3番目は時代的な問題です。1991年はブッシュ(父)の時代で湾岸戦争が終わったばかり、政治が内政に向いていない中で発生した事件でした。一方で、2014年はオバマ時代で、一見すると「どうして差別暴力事件が頻発?」という違和感を感じさせますが、オバマがこの種の事件に対しては「とにかく人種間の分断を避けたい」という穏便な言動に終始したことが、問題の根絶を先送りした事になったのかもしれません。
そうした時代と比較すると、今回はトランプ時代であり、多くの反対派は「トランプが白人至上主義を煽った結果、こうした事件が起きる土壌が生まれた」と考えています。ですから、もしかすると事件への抗議行動は、このままエスカレートして行って「トランプ打倒運動」に発展する可能性もゼロではありません。

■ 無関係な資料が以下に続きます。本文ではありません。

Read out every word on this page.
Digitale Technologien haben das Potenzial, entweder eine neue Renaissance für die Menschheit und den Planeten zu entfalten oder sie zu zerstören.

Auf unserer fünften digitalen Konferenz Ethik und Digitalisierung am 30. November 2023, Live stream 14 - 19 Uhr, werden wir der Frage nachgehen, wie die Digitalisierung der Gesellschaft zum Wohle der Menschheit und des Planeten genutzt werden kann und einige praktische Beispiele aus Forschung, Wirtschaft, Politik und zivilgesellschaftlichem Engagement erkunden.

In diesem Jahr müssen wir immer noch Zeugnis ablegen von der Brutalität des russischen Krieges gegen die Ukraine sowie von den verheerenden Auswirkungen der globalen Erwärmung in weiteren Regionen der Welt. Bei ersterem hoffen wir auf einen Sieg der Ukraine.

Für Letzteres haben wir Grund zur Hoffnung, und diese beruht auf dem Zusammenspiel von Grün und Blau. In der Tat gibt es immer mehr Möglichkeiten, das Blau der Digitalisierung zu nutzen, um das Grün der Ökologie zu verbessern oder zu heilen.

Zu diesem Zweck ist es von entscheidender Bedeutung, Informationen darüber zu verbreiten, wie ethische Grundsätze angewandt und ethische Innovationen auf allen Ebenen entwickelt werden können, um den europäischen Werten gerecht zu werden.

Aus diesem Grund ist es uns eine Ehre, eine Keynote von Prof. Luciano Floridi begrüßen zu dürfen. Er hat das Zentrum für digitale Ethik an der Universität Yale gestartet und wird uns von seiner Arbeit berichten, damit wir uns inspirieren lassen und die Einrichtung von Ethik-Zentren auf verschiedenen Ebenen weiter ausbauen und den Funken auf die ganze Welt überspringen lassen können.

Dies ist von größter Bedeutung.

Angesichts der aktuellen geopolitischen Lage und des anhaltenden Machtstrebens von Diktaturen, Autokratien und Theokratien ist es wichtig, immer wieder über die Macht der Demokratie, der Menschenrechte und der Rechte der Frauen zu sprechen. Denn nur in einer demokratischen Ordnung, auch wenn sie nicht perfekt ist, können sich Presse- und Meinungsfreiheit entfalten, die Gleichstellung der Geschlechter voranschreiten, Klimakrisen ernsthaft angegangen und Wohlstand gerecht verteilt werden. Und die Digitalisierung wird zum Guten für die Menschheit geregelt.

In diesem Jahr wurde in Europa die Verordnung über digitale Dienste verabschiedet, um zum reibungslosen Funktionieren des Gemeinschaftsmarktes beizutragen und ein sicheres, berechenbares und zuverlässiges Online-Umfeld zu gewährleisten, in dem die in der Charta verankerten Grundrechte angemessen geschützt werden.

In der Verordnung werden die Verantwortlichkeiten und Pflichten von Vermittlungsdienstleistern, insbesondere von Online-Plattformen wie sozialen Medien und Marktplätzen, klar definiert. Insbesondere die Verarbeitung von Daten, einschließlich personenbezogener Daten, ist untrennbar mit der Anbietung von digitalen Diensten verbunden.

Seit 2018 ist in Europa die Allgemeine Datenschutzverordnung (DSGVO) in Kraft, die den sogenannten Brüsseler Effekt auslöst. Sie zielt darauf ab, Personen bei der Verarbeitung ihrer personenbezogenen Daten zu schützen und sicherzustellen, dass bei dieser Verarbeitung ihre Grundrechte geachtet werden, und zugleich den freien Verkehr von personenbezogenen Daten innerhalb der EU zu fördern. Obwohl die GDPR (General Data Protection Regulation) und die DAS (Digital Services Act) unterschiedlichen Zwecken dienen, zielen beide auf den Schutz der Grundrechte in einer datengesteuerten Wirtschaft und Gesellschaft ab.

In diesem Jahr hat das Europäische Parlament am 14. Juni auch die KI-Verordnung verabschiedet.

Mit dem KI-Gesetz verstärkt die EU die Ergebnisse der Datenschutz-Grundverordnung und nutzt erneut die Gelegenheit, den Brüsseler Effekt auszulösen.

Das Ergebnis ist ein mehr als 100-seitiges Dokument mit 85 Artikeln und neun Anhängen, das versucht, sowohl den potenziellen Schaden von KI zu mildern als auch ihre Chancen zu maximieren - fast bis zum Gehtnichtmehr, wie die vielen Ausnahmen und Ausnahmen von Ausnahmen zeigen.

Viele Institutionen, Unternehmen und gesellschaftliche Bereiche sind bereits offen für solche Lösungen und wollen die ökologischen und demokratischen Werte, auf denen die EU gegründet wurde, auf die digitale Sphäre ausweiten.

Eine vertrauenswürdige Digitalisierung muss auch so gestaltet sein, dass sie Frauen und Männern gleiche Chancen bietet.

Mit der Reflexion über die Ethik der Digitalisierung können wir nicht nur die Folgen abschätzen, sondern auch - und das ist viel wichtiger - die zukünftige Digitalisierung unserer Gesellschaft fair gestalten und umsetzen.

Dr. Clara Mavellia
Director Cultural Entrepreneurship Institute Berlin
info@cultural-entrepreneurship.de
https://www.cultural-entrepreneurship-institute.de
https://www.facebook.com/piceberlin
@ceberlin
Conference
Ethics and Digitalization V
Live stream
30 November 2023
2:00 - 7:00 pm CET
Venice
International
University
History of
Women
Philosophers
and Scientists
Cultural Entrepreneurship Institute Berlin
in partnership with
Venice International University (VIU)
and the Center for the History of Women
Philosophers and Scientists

そのトランプは、当初は犠牲になったフロイド氏の遺族に電話をするなど「殊勝な」態度も見せていた(但し一方的に喋った失礼な電話であったとのこと)ようですが、ホワイトハウスがデモ隊に囲まれると、
「突入してきたら犬で攻撃して、その次は見たこともないような武器で対抗してやる」
などと暴力的な威嚇を行い、更に全国知事会議では、
「諸君は手ぬるい。デモ隊を圧倒すべきだ」
と更に暴力の使用を勧めるという悪質な姿勢を取っています。この問題、一気にアメリカを「コロナどころではない」状況に追い込みました。